Zusammenfassend konnten Grundlagenforschungen unter dem Aspekt der Mikrofrakturierung bisher zeigen, dass durch den Einsatz von PRP/PRF eine Modulation der subchondralen Entzündungsreaktion mit Migration und chondrogener Differenzierung von mesenchymalen Progenitorzellen beobachtet werden konnte [50]. Wong et al. konnten hierzu mit Hinblick auf die minced-cartilage-Defektversorgung sowohl eine signifikante Zellmigration und Auswanderung von Zellen aus Knorpelfragmenten (minced-cartilage) als auch eine Steigerung der Zellviabilität und Glucosaminexpression der kultivierten Zellen aus Knorpelfragmenten beobachten [51]. Auch von Wang et al. konnten durch den Einsatz von PRP eine verbesserte Stimulation der mitotischen Aktivität sowie der Knorpelmatrixbildung von chondrogenen Progenitorzellen gegenüber mesenchymalen Stromazellen nachgewiesen werden [52]. Ergänzend hierzu konnte Jeyakumar in seiner Studie eine verstärkte Glucosamin- als auch Genexpression anaboler Marker unter dem Einfluss von PRP nachweisen [53].

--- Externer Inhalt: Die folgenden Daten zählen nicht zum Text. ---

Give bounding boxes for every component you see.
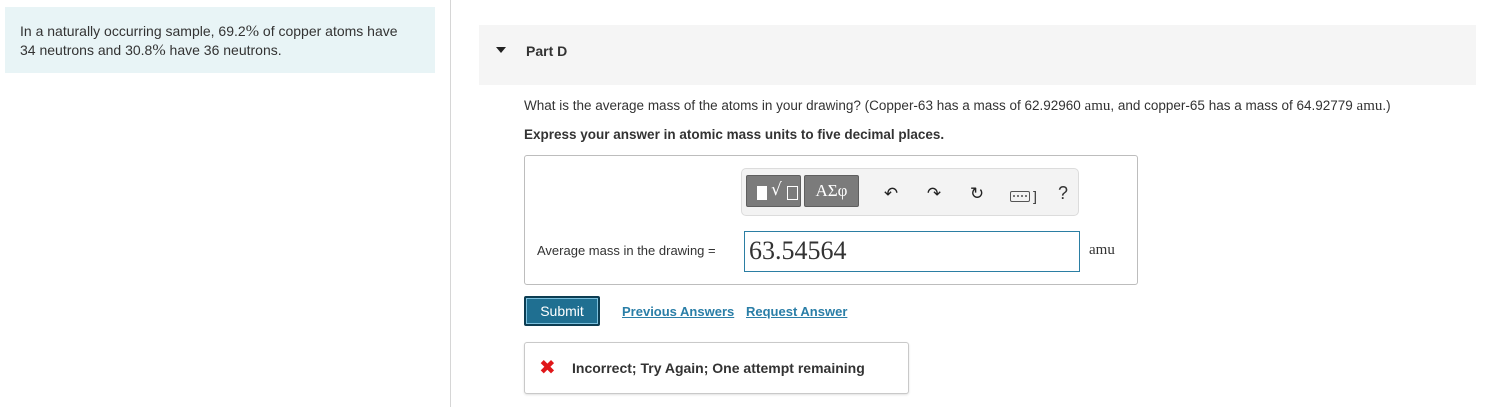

Weiterhin haben PRP-augmentierte Matrices im Zusammenhang mit Knochenmarkstimulation bisher gute Daten aus Tierstudien und einigen humanen klinischen Studien (Level II und IV) zeigen können. Aktuell besteht nach Studienlage aber kein eindeutiger wissenschaftlicher, evidenzbasierter Nachweis der Ergebnisverbesserung durch Verwendung von PRP-augmentierten Matrices gegenüber Matrices ohne PRP.